On Monday, Sen. Jack Sandlin, R-Indianapolis, says he disputed Hogsett’s characterization. He said the state has held large-scale events for years under its gun laws without any incident.
Sandlin, who served for 20 years in what was then the Indianapolis Police Department, says Haughville went through something similar to Broad Ripple’s problems during his time on the force.
He says officials resolved it by dedicating more officers to the area and working with residents on issues they identified as priorities, such as clearing alleys.
“I don’t see the current administration at that level of engagement,” he said. “It’s really nice to see the mayor, after seven and a half years, engage and take an interest in public policy as it deals with crime in the city. I mean, he’s been really absent all the time he’s been the mayor.”
Sandlin says state law already allows a business to prohibit its patrons from carrying firearms on the premises.
He also says there is nothing wrong under state law with a gun-free zone being declared for a particular event with a private contractor, such as the recent Garfield Park concert, but a gun-free zone applied to public right-of-ways such as city streets could lead to a court challenge.
WHAT BUSINESS OWNERS WANT
The gun-free zone idea got a mixed reception on the streets of Broad Ripple.
Jennifer Velasco, a longtime business owner and resident of Broad Ripple, says the idea is long overdue and city officials should take it a step further with a curfew. Someone fired a bullet through one of her store’s windows during a shooting a couple of years ago, so she has sustained property damage in the past.
“I think (the gun-free zone) might be a deterrent,” she said. “I don’t know how they plan on enforcing it but they need some different ideas. We have all the video cameras and that has helped but, apparently, it’s not enough.”
Bill Ficca says he wasn’t so sure about the gun-free zone idea. He says criminals are not going to pay attention to any such ordinances. Ficca, who owns or co-owns several bars and restaurants in the area, says the city should instead focus on large groups congregating in empty parking lots in the early morning hours.
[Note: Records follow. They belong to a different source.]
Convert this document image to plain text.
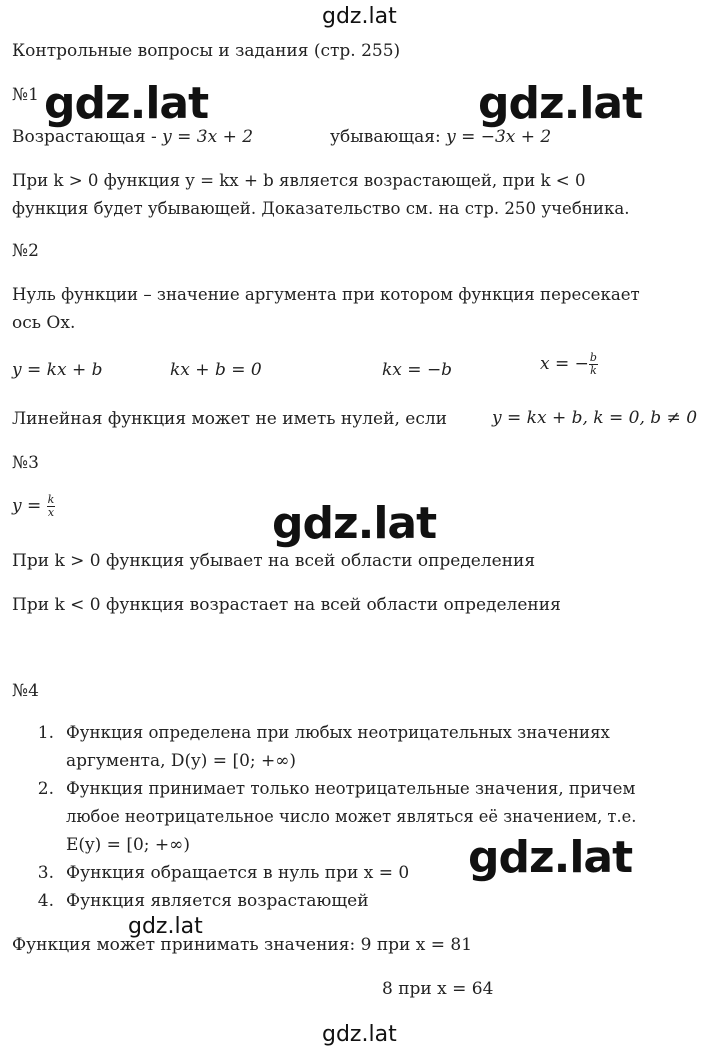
gdz.lat
gdz.lat	gdz.lat
gdz.lat
gdz.lat
gdz.lat
gdz.lat
Контрольные вопросы и задания (стр. 255)
№1
Возрастающая - y = 3x + 2	убывающая: y = −3x + 2
При k > 0 функция y = kx + b является возрастающей, при k < 0
функция будет убывающей. Доказательство см. на стр. 250 учебника.
№2
Нуль функции – значение аргумента при котором функция пересекает
ось Ox.
y = kx + b	kx + b = 0	kx = −b	x = − $\frac{b}{k}$
Линейная функция может не иметь нулей, если	y = kx + b, k = 0, b ≠ 0
№3
$y = \frac{k}{x}$
При k > 0 функция убывает на всей области определения
При k < 0 функция возрастает на всей области определения
№4
1. Функция определена при любых неотрицательных значениях
аргумента, D(y) = [0; +∞)
2. Функция принимает только неотрицательные значения, причем
любое неотрицательное число может являться её значением, т.е.
E(y) = [0; +∞)
3. Функция обращается в нуль при x = 0
4. Функция является возрастающей
Функция может принимать значения: 9 при x = 81
8 при x = 64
“A lot of these people are in parking lots where the owner of the parking lot is collecting (businesses’) rent, and they are ‘hear no evil, speak no evil, see no evil,’” he said. “They need to be involved. They need to spend money the way the bars do to secure their lots, the same way we have to secure our establishments.”
Dillon says both Velasco’s and Ficca’s ideas are worth exploring, as well. She says the association is working with lawyers to figure out their best option.
Mayor Joe Hogsett’s office says he will release a plan for combating gun violence in Broad Ripple later this week. Hogsett on Sunday said IMPD will meet with the owners of properties that have become hotspots for violence in Broad Ripple.